There are usually a range of sources for population and employment data. Different sources have different levels of reliability, and in many cases, incompatible boundary regions. To make best use of this data, and to ensure the highest degree of compatibility between the disparate sources, TransPosition has developed a new computer algorithm to combine the different sources to produce population and employment series projections so that the data is consistent.
Firstly, a hierarchy is put in place based on our degree of confidence in each source; which were generally higher for the demographics contained in smaller regions. To explain this a little further, here is an example. The Australian Bureau of Statistics (ABS) defines its data by different statistical areas (SA). At the SA2 level the employment is spread over SA2 boundaries across the state. Therefore, within a SA2 region the locations of the specific population and employment areas is not known, the employment is merely spread evenly over that region. SA1 regions are smaller areas and so we get more confident about the locations that contain the population and employment and with the collector district we have even smaller areas that the employment and population data are located in and so this means we are even more accurate. The point demographics are the best estimate we have regarding the exact locations of employment for certain industries however assumptions usually have to be made for the actual employment numbers and so we need to constrain these numbers to the higher level regions.
In the model, each node in the network will have population and employment associated with it. As the model works at a point level, one point in a collector district may also be contained in SA1 and SA2 layers. Therefore, given the defined hierarchy mentioned above, we can now start constraining the data to get consistency across all the regions.
We show an example here for Queensland, Australia.
The order of confidence is set out below with 1 being the best data we have.
- Toowoomba Regional Council (TRC) - collector district (CD)
- South East Queensland (SEQ) - SA1
- Queensland (QLD) - SA1, SA2
- Point Demographics
Collation process for employment
The steps implemented for combining all the layers together for employment is listed below.
The TRC collector district employment projections gets subtracted from SEQ SA1 employment projections since we are most confident in the TRC data
Then whatever is left of the TRC collector district employment projections gets subtracted from the QLD SA2 employment projections since some of TRC is not contained in SEQ
Whatever is left from the SEQ SA1 employment projections then gets subtracted from the QLD SA2 employment projections. The QLD SA2 level projections is the level we are least confident about as SA2 is a larger area than SA1 and collector district.
The point demographic employment sites first get constrained by TRC CD, SEQ SA1 and QLD SA2 (in that order) so that the employment numbers at each point are never higher than the employment in the larger regions. For example, if 50 mining employees at a site but TRC CD only had 20 mining employees then then this step would factor down the mining employees at that point to 20 to be consistent with the higher level (TRC CD) layer.
After we trust the point demographic employment numbers more by constraining them with the higher levels of data, we then subtract the point demographic employment sites from TRC,SEQ and QLD as before.

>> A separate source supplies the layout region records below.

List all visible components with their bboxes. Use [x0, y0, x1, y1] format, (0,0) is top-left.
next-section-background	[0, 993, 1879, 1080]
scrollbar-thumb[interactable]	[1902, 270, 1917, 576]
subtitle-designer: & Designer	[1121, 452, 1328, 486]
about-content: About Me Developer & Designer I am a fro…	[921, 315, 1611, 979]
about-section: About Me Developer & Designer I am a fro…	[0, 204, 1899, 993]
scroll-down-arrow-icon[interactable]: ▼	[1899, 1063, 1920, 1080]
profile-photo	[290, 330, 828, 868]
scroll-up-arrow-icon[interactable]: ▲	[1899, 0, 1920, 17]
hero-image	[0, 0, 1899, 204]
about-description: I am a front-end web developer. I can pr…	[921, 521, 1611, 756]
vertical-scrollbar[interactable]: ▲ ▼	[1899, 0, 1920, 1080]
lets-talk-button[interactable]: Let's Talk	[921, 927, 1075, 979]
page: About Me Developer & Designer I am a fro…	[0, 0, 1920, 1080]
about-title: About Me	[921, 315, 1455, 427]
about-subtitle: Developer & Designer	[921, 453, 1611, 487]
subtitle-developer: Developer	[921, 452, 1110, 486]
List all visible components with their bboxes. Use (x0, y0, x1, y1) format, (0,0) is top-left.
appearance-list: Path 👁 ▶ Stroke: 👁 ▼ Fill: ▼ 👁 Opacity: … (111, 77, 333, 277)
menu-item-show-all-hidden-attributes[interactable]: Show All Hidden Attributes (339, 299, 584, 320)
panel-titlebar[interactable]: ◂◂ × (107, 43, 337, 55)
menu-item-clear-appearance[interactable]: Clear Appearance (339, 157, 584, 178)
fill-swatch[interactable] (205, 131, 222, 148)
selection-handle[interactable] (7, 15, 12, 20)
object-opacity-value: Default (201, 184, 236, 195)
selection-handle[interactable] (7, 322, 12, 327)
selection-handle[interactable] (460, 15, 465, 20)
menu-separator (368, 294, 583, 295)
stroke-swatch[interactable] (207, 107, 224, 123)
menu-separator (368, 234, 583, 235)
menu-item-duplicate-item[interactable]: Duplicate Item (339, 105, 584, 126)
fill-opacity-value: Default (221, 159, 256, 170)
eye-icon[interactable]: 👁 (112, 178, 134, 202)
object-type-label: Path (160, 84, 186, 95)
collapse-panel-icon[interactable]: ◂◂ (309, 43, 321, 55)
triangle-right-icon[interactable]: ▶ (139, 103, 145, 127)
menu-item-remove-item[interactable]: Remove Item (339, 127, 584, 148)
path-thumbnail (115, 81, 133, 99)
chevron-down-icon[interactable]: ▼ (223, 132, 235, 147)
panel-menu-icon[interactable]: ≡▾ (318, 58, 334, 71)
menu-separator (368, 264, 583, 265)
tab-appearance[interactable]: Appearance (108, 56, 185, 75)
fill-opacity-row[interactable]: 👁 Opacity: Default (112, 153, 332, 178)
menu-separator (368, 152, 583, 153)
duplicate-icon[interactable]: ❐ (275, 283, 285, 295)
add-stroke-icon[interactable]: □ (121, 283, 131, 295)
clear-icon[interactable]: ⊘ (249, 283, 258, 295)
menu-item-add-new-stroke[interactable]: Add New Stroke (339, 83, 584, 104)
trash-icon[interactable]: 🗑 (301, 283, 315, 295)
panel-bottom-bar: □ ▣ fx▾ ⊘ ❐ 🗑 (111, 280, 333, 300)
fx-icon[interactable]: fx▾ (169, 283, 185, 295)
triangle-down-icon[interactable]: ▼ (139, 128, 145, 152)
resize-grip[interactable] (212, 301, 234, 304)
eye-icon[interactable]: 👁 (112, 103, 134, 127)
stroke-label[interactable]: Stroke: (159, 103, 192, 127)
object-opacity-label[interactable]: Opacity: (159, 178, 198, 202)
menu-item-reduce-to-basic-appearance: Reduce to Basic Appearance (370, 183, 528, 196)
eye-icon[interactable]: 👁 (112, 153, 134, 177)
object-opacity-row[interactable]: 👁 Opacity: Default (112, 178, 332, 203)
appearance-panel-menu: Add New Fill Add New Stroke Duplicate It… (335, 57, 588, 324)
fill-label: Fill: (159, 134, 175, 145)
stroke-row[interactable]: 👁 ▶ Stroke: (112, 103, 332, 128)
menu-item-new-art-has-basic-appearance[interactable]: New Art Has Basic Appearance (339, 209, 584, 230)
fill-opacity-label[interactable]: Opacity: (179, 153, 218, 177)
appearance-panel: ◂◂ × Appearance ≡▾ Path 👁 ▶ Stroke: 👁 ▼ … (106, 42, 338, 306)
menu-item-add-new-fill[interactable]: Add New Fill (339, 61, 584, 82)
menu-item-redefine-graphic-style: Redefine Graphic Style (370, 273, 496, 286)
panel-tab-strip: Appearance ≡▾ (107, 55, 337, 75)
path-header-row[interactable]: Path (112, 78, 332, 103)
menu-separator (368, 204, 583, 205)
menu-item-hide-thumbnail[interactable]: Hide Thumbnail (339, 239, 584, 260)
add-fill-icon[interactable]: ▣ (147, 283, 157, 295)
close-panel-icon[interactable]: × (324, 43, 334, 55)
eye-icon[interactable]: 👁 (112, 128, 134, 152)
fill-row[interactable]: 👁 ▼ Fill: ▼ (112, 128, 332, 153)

Collation process for population
Combining all the layers for population is similar to the employment method, only simpler, as we do not have to deal with the point demographics. The steps implemented for combining all the information for population is listed below.
The TRC collector district population projections gets subtracted from SEQ SA1 population projections since we are most confident in the TRC data
Then the remaining TRC collector district population projections gets subtracted from the QLD SA1 population projections
Whatever is left from the SEQ SA1 population projections then gets subtracted from the QLD SA1 population projections which is the level we are least confident about
Note that this approach is not guaranteed to give optimal projections but it is the best method we have to keeping consistency across regions and deal with the different data sources and confidence in this data. It is difficult to see how a more realistic approach could be developed without implementing a full land use supply/demand model which is clearly beyond the scope of this work.